Member of the Kentucky Senate from Boone, Campbell, and Pendleton Counties
- In office 1817–1821

Member of the Kentucky House of Representatives
- In office 1803–1804

Commonwealth's Attorney for Campbell County
- In office 1798

Personal details
- Born: January 23, 1774 New York City, New York
- Died: July 24, 1857 (aged 83) Newport, Kentucky
- Resting place: Evergreen Cemetery Southgate, Kentucky
- Relations: Stephen Lush (uncle) Thomas S. Hinde (brother-in-law) Thomas Hinde (father-in-law) William Wright Southgate (son) Nathaniel Shaler (grandson) John T. Thompson (great-grandson)
- Education: College of William and Mary

= Richard Southgate (politician) =

American politician (1774–1857)

Richard Southgate (January 23, 1774 - July 24, 1857) was an American attorney and politician who served as a member of both chambers of the Kentucky General Assembly during the early 19th century. A prominent citizen and landowner in Campbell County, the city of Southgate is named after him.

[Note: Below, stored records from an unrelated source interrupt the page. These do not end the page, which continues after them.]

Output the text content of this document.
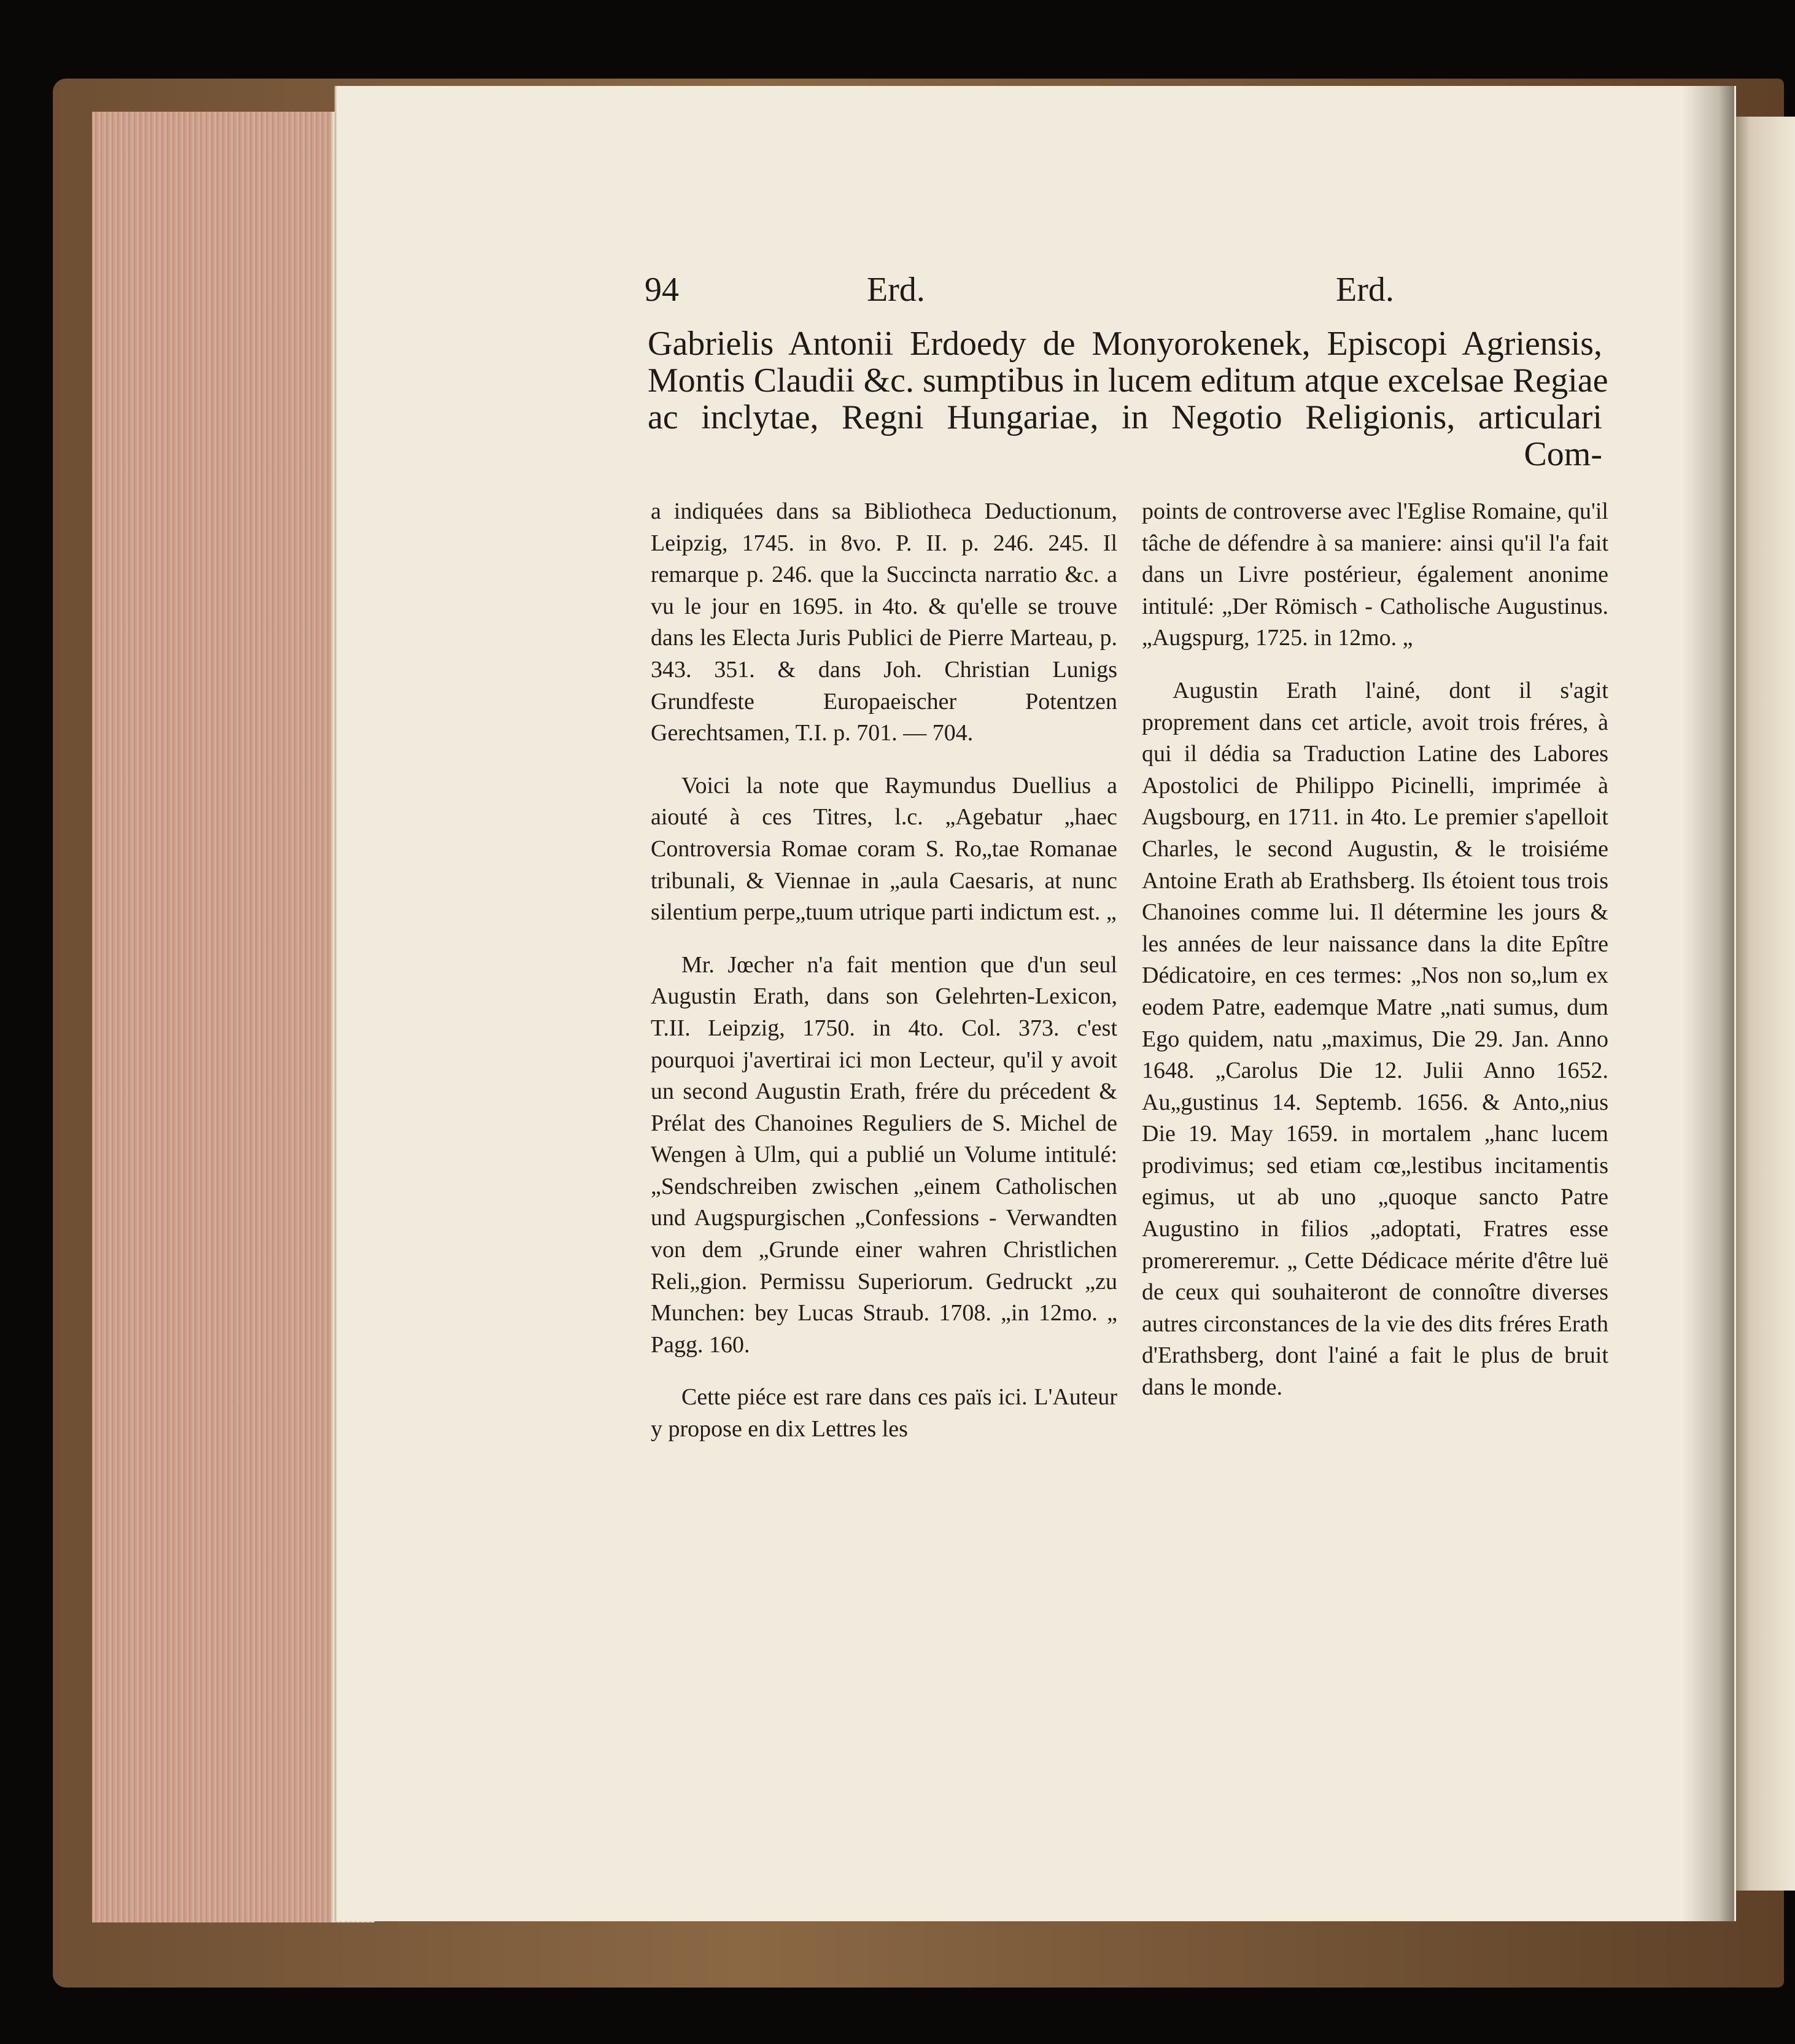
94	Erd.	Erd.
Gabrielis Antonii Erdoedy de Monyorokenek, Episcopi Agriensis,
Montis Claudii &c. sumptibus in lucem editum atque excelsae Regiae
ac inclytae, Regni Hungariae, in Negotio Religionis, articulari
Com-

a indiquées dans sa Bibliotheca Deductionum, Leipzig, 1745. in 8vo. P. II. p. 246. 245. Il remarque p. 246. que la Succincta narratio &c. a vu le jour en 1695. in 4to. & qu'elle se trouve dans les Electa Juris Publici de Pierre Marteau, p. 343. 351. & dans Joh. Christian Lunigs Grundfeste Europaeischer Potentzen Gerechtsamen, T.I. p. 701. — 704.

Voici la note que Raymundus Duellius a aiouté à ces Titres, l.c. „Agebatur „haec Controversia Romae coram S. Ro„tae Romanae tribunali, & Viennae in „aula Caesaris, at nunc silentium perpe„tuum utrique parti indictum est. „

Mr. Jœcher n'a fait mention que d'un seul Augustin Erath, dans son Gelehrten-Lexicon, T.II. Leipzig, 1750. in 4to. Col. 373. c'est pourquoi j'avertirai ici mon Lecteur, qu'il y avoit un second Augustin Erath, frére du précedent & Prélat des Chanoines Reguliers de S. Michel de Wengen à Ulm, qui a publié un Volume intitulé: „Sendschreiben zwischen „einem Catholischen und Augspurgischen „Confessions - Verwandten von dem „Grunde einer wahren Christlichen Reli„gion. Permissu Superiorum. Gedruckt „zu Munchen: bey Lucas Straub. 1708. „in 12mo. „ Pagg. 160.

Cette piéce est rare dans ces païs ici. L'Auteur y propose en dix Lettres les

points de controverse avec l'Eglise Romaine, qu'il tâche de défendre à sa maniere: ainsi qu'il l'a fait dans un Livre postérieur, également anonime intitulé: „Der Römisch - Catholische Augustinus. „Augspurg, 1725. in 12mo. „

Augustin Erath l'ainé, dont il s'agit proprement dans cet article, avoit trois fréres, à qui il dédia sa Traduction Latine des Labores Apostolici de Philippo Picinelli, imprimée à Augsbourg, en 1711. in 4to. Le premier s'apelloit Charles, le second Augustin, & le troisiéme Antoine Erath ab Erathsberg. Ils étoient tous trois Chanoines comme lui. Il détermine les jours & les années de leur naissance dans la dite Epître Dédicatoire, en ces termes: „Nos non so„lum ex eodem Patre, eademque Matre „nati sumus, dum Ego quidem, natu „maximus, Die 29. Jan. Anno 1648. „Carolus Die 12. Julii Anno 1652. Au„gustinus 14. Septemb. 1656. & Anto„nius Die 19. May 1659. in mortalem „hanc lucem prodivimus; sed etiam cœ„lestibus incitamentis egimus, ut ab uno „quoque sancto Patre Augustino in filios „adoptati, Fratres esse promereremur. „ Cette Dédicace mérite d'être luë de ceux qui souhaiteront de connoître diverses autres circonstances de la vie des dits fréres Erath d'Erathsberg, dont l'ainé a fait le plus de bruit dans le monde.
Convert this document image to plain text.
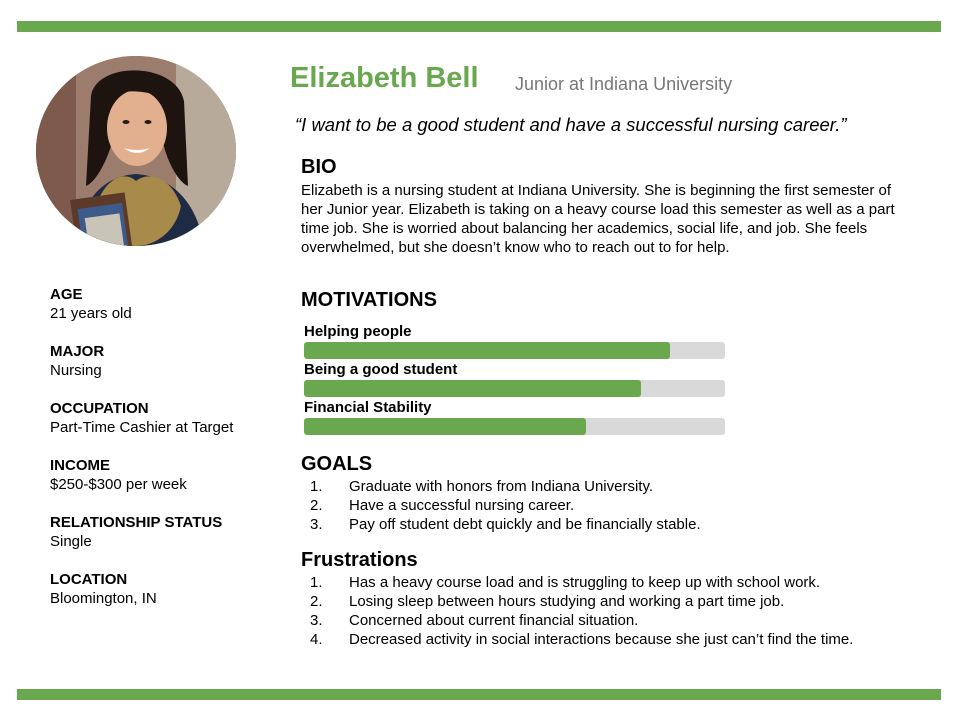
Elizabeth Bell Junior at Indiana University
“I want to be a good student and have a successful nursing career.”
AGE
21 years old
MAJOR
Nursing
OCCUPATION
Part-Time Cashier at Target
INCOME
$250-$300 per week
RELATIONSHIP STATUS
Single
LOCATION
Bloomington, IN
BIO
Elizabeth is a nursing student at Indiana University. She is beginning the first semester of her Junior year. Elizabeth is taking on a heavy course load this semester as well as a part time job. She is worried about balancing her academics, social life, and job. She feels overwhelmed, but she doesn’t know who to reach out to for help.
MOTIVATIONS
Helping people
Being a good student
Financial Stability
GOALS
1. Graduate with honors from Indiana University.
2. Have a successful nursing career.
3. Pay off student debt quickly and be financially stable.
Frustrations
1. Has a heavy course load and is struggling to keep up with school work.
2. Losing sleep between hours studying and working a part time job.
3. Concerned about current financial situation.
4. Decreased activity in social interactions because she just can’t find the time.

== Early life and education ==
Richard Southgate was born on January 23, 1774, in New York City to Wright and Mary (Lush) Southgate. He received his early education in Virginia, and received a bachelor's degree from the College of William and Mary before reading law in Albany, New York under his uncle Stephen Lush.

== Career ==
In 1792, he acquired land in Newport, Kentucky, and moved there in 1795, quickly becoming a prominent attorney and citizen. He was appointed commonwealth's attorney for Campbell County in 1798, elected to the Kentucky House of Representatives in 1803, and elected to the Kentucky Senate in 1817.

Southgate also came to be one of the wealthiest men in the state, owning and leasing out vast amounts of property in Kentucky and Ohio as well as operating businesses such as a dry goods store and a well known health resort. The city of Southgate, which was named in his honor, currently sits almost entirely on land he used to own. He also donated 17 acres for the formation of Evergreen Cemetery.

In 1814, he used British prisoners from the War of 1812 held at the Newport Barracks to construct a home which would come to be known as the Southgate-Parker-Maddux House. Listed on the national register of historic places, the lavish house is one of Newport's oldest structures, and reportedly hosted visitors such as Henry Clay, James K. Polk, Abraham Lincoln, and Zachary Taylor.

== Personal life and family ==
In 1799, he married Ann Winston Hinde, the daughter of Dr. Thomas Hinde and sister of minister Thomas S. Hinde. The two went on to have eight children, including William Wright Southgate, who he provided for generously, gifting them each a house upon their marriage. His favorite grandson was Nathaniel Southgate Shaler, who he hired a private tutor for and sent to study at Harvard University.

== Death ==
Southgate died on July 24, 1857, in Newport, and was interred at Evergreen Cemetery. After his death, his estate was valued at $1.5 million ($57.5 million in 2026).